Выбрать главу

— В аулах есть конные отряды! — выкрикнул кто-то.

— А в лесу много зайцев, — немедленно парировал Котров. — Ну и что с того? Надо еще суметь их поймать да изжарить!

Все невесело засмеялись.

— Население Петровска будет сопротивляться врагу до последней капли крови! — сказал Ермошкин. — Надо поднять народ. Из одних только рабочих бондарного завода можно сформировать две роты.

— А оружие? Разве что пустые бочки пустить в ход? — не без юмора возразили ему.

— Почему бочки? Винтовки и пулеметы у нас есть. Ручаюсь, что их конница не выдержит нашего ураганного огня! — возмутился Захарочкин.

— Допустим, — вмешался в спор Гарун. — Но не забывай, что вслед за полком движется лавина вооруженных до зубов людей Гоцинского.

— А, видали мы в январе, какие это вояки! Разбегутся при первых же звуках выстрелов! — махнул рукой Захарочкин.

— Да нет, — возразил ему Уллубий. — Я думаю, что из январских событий они извлекли кое-какие уроки.

Никто ему не ответил. Всем было ясно, что на этот раз придется иметь дело с очень сильным врагом. Собственно говоря, надежд на успешную оборону города не было никаких, но никто из присутствующих не смел высказать это вслух. Каждый из членов Ревкома готов был скорее умереть, чем капитулировать.

— Друзья, — заговорил в полном молчании Уллубий, и голос его дрогнул от волнения. — Спасибо вам за вашу готовность до конца драться за нашу власть, за революцию! Да, мы можем принять бой и пасть смертью храбрых в этом неравном бою. Но это не выход, друзья! Такое решение было бы чистейшим безрассудством. Не умереть за революцию должны мы, а жить для нее… И победить!

Уллубий говорил все тверже, все увереннее и видел, как светлеют лица товарищей, с напряженным вниманием слушающих его речь. Он чувствовал, что ему удалось заразить их своим спокойствием, своей силой, своей уверенностью. И уже не в интонациях взволнованного и горестного раздумья, а тоном приказа, не подлежащего обсуждению, он закончил:

— Как председатель Военно-революционного комитета, приказываю немедленно начать эвакуацию! Ревком и части Красной гвардии организованно эвакуируются в Астрахань и в Баку. Часть товарищей останется здесь. Будут вести подпольную работу, исподволь готовить население к нашему возвращению. Астрахань и Баку помогут нам, и мы вернемся!

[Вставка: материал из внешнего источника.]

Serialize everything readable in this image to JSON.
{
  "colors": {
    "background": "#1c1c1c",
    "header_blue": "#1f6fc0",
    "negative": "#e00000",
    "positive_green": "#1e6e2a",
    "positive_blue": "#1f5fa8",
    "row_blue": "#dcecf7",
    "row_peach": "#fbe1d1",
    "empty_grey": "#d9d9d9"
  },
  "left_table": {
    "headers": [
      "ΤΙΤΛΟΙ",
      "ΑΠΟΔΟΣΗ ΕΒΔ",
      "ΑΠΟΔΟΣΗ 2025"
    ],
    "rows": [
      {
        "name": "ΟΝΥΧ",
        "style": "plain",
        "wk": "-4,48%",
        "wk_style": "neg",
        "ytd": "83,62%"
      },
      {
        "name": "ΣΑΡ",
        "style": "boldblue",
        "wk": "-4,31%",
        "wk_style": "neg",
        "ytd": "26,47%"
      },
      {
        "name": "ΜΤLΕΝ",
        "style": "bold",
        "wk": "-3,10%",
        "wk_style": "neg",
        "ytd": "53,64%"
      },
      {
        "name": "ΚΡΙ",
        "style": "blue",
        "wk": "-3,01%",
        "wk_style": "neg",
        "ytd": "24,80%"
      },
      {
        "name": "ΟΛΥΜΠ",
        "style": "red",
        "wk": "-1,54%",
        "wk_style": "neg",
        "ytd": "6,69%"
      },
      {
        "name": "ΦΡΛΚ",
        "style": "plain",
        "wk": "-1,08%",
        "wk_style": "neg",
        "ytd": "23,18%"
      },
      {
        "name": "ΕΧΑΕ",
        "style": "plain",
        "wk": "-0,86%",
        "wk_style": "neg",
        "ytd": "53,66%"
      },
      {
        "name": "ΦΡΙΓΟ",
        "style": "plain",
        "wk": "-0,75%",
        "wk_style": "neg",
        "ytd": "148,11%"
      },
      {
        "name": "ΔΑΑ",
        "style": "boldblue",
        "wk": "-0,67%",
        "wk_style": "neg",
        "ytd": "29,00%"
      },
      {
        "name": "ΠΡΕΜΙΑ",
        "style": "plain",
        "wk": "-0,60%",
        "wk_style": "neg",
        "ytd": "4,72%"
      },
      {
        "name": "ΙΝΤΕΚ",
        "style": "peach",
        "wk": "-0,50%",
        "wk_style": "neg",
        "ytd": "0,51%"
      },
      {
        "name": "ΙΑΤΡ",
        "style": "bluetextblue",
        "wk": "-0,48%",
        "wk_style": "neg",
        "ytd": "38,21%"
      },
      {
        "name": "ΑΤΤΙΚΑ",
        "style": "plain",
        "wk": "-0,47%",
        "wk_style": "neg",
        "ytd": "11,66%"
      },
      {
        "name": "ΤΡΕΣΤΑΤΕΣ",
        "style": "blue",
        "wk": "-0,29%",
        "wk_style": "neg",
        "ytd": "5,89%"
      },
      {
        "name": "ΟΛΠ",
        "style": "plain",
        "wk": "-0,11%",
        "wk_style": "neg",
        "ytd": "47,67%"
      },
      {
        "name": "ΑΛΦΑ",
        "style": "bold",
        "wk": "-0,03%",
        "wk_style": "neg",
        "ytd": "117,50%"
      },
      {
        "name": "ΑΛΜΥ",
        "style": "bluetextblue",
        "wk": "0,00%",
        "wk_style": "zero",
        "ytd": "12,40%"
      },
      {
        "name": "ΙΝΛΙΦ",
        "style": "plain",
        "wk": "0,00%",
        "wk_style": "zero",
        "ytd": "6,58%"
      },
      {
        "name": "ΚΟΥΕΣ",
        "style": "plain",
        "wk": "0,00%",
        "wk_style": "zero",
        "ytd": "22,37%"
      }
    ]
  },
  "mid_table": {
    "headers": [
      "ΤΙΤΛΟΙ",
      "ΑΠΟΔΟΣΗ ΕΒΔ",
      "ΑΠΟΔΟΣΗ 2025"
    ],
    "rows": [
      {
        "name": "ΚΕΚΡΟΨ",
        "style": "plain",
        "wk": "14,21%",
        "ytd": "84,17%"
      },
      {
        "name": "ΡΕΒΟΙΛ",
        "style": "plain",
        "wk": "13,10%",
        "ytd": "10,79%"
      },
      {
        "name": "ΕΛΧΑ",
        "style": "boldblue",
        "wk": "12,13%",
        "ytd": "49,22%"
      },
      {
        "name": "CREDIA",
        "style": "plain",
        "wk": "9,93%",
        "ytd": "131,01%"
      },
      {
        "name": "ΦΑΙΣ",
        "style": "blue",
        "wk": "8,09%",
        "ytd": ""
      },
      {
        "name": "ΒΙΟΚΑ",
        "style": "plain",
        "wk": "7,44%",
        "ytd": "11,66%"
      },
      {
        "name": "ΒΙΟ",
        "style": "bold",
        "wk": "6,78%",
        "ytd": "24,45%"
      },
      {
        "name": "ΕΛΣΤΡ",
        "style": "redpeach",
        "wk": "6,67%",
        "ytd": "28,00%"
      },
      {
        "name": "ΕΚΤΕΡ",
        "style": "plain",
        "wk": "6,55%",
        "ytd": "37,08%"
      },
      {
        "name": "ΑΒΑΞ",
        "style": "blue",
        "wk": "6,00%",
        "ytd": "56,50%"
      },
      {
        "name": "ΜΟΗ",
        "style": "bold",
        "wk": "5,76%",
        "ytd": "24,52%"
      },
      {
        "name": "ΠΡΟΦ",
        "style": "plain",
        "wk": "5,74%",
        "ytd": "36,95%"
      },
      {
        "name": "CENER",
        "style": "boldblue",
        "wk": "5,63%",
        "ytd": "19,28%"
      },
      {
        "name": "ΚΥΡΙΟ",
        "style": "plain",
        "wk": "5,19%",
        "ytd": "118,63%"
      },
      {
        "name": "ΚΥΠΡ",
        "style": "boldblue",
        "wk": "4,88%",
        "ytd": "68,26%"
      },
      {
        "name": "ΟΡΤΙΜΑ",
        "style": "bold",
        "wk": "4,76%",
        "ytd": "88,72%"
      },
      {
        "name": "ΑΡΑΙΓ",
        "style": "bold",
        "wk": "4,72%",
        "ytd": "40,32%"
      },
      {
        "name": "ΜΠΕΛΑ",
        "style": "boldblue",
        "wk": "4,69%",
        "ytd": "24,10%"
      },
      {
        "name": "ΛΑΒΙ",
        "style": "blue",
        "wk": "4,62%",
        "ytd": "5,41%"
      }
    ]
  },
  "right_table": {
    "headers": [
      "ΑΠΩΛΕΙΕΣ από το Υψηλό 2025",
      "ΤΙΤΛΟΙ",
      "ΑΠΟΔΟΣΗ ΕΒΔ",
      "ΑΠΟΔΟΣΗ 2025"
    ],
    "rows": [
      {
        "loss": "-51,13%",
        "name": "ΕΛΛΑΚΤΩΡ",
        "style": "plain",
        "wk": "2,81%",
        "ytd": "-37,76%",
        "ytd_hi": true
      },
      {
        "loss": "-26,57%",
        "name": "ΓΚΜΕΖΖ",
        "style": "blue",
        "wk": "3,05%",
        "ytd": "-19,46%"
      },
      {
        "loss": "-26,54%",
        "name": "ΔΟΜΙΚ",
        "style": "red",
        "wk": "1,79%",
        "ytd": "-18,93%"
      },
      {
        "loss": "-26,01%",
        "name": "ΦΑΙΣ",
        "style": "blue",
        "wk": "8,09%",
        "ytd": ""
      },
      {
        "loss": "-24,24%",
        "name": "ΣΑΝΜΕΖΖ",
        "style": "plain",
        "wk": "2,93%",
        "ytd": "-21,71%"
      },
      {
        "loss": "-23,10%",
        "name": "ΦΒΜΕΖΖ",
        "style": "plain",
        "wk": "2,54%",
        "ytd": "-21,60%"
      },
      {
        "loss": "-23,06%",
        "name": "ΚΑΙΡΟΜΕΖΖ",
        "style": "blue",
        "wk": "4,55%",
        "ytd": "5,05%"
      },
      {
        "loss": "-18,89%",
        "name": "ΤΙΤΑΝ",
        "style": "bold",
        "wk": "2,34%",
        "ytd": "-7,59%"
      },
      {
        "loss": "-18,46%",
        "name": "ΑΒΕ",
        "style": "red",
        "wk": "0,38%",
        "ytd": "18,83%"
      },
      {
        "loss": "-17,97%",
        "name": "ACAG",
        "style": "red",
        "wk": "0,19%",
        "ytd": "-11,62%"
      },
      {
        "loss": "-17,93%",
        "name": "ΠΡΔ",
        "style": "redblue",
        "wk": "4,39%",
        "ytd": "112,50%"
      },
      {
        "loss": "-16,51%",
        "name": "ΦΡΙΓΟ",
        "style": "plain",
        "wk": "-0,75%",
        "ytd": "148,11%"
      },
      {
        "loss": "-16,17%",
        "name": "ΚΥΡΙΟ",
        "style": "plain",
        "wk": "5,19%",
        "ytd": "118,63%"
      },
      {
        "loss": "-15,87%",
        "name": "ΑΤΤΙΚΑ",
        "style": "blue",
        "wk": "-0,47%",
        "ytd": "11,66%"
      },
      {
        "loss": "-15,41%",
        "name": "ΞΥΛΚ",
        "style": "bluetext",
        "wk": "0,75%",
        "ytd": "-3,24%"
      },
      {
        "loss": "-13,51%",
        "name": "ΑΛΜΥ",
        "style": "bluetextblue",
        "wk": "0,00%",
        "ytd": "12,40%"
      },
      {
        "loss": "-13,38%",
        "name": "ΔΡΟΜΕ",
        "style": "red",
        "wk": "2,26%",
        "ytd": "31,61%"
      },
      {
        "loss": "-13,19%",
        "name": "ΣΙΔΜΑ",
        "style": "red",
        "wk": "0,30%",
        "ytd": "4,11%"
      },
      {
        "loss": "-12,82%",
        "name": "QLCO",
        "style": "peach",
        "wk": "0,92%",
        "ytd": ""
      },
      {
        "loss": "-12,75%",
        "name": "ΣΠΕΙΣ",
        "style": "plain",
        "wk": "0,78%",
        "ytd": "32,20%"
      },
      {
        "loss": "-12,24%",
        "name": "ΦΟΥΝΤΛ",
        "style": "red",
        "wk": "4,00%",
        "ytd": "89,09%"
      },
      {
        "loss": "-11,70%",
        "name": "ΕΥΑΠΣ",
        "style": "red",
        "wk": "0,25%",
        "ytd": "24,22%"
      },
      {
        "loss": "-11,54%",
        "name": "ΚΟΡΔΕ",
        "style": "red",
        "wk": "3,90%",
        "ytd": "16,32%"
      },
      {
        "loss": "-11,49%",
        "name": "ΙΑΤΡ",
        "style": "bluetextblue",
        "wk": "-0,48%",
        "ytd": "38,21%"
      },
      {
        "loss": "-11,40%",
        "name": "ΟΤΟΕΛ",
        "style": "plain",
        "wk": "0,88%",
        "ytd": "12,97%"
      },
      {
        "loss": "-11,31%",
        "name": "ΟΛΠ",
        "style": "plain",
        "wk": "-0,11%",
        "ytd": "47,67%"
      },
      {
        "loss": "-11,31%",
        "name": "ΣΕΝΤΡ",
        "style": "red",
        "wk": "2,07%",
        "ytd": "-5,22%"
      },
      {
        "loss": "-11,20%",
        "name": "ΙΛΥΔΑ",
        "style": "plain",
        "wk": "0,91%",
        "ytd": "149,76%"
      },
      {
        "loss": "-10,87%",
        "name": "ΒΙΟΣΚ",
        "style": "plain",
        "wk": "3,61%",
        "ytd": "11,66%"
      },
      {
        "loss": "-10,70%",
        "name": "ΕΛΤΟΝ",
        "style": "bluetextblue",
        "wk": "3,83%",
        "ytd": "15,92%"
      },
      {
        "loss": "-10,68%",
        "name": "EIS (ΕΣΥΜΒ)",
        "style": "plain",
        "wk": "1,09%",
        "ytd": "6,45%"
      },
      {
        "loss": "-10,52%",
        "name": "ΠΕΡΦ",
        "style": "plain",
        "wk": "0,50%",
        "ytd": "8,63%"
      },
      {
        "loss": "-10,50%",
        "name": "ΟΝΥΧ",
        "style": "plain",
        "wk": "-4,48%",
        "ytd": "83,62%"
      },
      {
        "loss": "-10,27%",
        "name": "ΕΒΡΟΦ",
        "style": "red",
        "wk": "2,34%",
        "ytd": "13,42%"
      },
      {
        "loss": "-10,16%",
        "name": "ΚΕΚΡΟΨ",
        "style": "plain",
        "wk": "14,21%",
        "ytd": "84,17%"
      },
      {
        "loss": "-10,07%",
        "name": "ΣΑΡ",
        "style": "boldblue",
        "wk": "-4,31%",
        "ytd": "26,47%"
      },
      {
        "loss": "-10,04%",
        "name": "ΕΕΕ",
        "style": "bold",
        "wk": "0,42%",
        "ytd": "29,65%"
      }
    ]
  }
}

Все чувствовали, как трудно далось Уллубию это решение. И та боль, с какой произнес он эти слова, отозвалась в сердце каждого члена Ревкома встречной, ответной болью. Но странное дело, уныния не было теперь на их лицах.

Сухо, деловито проинформировал собравшихся Котров о том, что отряд красногвардейцев встретит противника на подступах к городу и будет сдерживать его продвижение до тех пор, пока основные части Красной гвардии и Ревком не оставят город.

Ревком обратился с воззванием к населению Петровска. В нем говорилось: «Дорогие братья — горожане Петровска и жители аулов! В этот тяжелый момент, когда завоевания нашей революции под угрозой, Революционный комитет обращается к вам! Все, кому дороги интересы революции, все, кто имеет оружие и не может стать в ряды борцов за революцию, обязан сдать это оружие тем, кто в нем нуждается в борьбе за диктатуру пролетариата!»

Обсудили и другие организационные вопросы. И почти каждый оратор вынужден был произносить вслух это неприятное, больно ранящее слово: «эвакуация». Но теперь это слово звучало для них иначе: теперь в нем им слышалась непререкаемая уверенность, с такой силой и страстью выраженная Уллубием в этом лаконичном, простом, спокойном обещании: «Мы вернемся».

В ту ночь в Ревкоме никто не спал.

Увязывали и грузили на пароходы все, что решено было взять с собой. Даже Оля помогала упаковывать ревкомовские документы и незатейливое личное имущество Уллубия. По лицу ее видно было, что какая-то мысль беспрерывно гложет ее. Наконец она решилась.

— Товарищ Буйнакский! — вдруг обратилась она к Уллубию. — Можно я тоже поеду с вами?

— Нет, сестренка, — покачал головой Уллубий. — Нельзя. У тебя мать. Не годится оставлять ее одну. Да и вообще все это не для молоденькой девушки…

— Что же, по-вашему, женщина не может быть революционером? — обидчиво спросила Оля.

— Ну почему же, — возразил Уллубий. — Этого я не говорил. Вспомни хотя бы жен декабристов, которые поехали за своими мужьями на каторгу…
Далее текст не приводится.